Sometimes people are concerned about watch accuracy, thinking that the charging system may have an influence on the precision of the timepiece. But rest assured, automatic timepieces are as accurate as hand-wound watches: in general, a mechanical watch’s accuracy is determined by how well it is finely regulated by the watchmaker.

As a result, there is no such thing as the “best automatic mechanism.” The most appropriate automatic mechanism should be tailored for each individual watch because a timepiece is a very complex little machine with many components that must operate together in perfect harmony. When these are designed to operate together from the outset, this is preferable.

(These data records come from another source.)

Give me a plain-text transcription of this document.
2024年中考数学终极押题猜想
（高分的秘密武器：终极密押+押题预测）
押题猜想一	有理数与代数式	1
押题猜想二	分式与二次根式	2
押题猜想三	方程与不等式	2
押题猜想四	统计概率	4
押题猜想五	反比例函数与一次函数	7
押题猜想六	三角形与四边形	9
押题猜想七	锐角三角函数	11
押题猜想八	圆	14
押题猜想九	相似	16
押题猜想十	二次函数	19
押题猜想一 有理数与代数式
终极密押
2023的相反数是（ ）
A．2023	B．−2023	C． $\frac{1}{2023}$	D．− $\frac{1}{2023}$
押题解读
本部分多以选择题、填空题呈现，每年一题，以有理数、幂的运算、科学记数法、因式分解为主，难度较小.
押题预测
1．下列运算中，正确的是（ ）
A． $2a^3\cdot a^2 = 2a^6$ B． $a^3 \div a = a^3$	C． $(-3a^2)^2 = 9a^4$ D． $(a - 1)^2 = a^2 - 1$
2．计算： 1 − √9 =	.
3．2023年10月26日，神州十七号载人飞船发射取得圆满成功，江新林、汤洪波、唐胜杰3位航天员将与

By now, the technology of automatic winding has advanced to the point that it has become almost trivial. As a result, modern calibers are no longer known for having significant winding issues like those encountered in the past.

In general, a relatively common caliber that is produced in millions of units and received high marks is more durable than a mechanism that is perhaps more complicated but made in only thousands of pieces. That’s why automatic watches with stock or modified ETA or Sellita ebauches rarely have any winding issues, and if something goes wrong, they should be simple to repair.

In summary

If the greatest watchmakers of all time were still alive, they would undoubtedly be astounded by today’s automatic watches.

For example, it was once necessary to wind your pocket watch once a day in the 1800s. The maintenance interval was one year between services. Today’s most advanced movements, which exploit winding springs composed of unique alloys and an improved power transmission mechanism, last up to 80 hours—a bit like having perpetual motion on your wrist that requires servicing every five years, which is, indeed, astounding.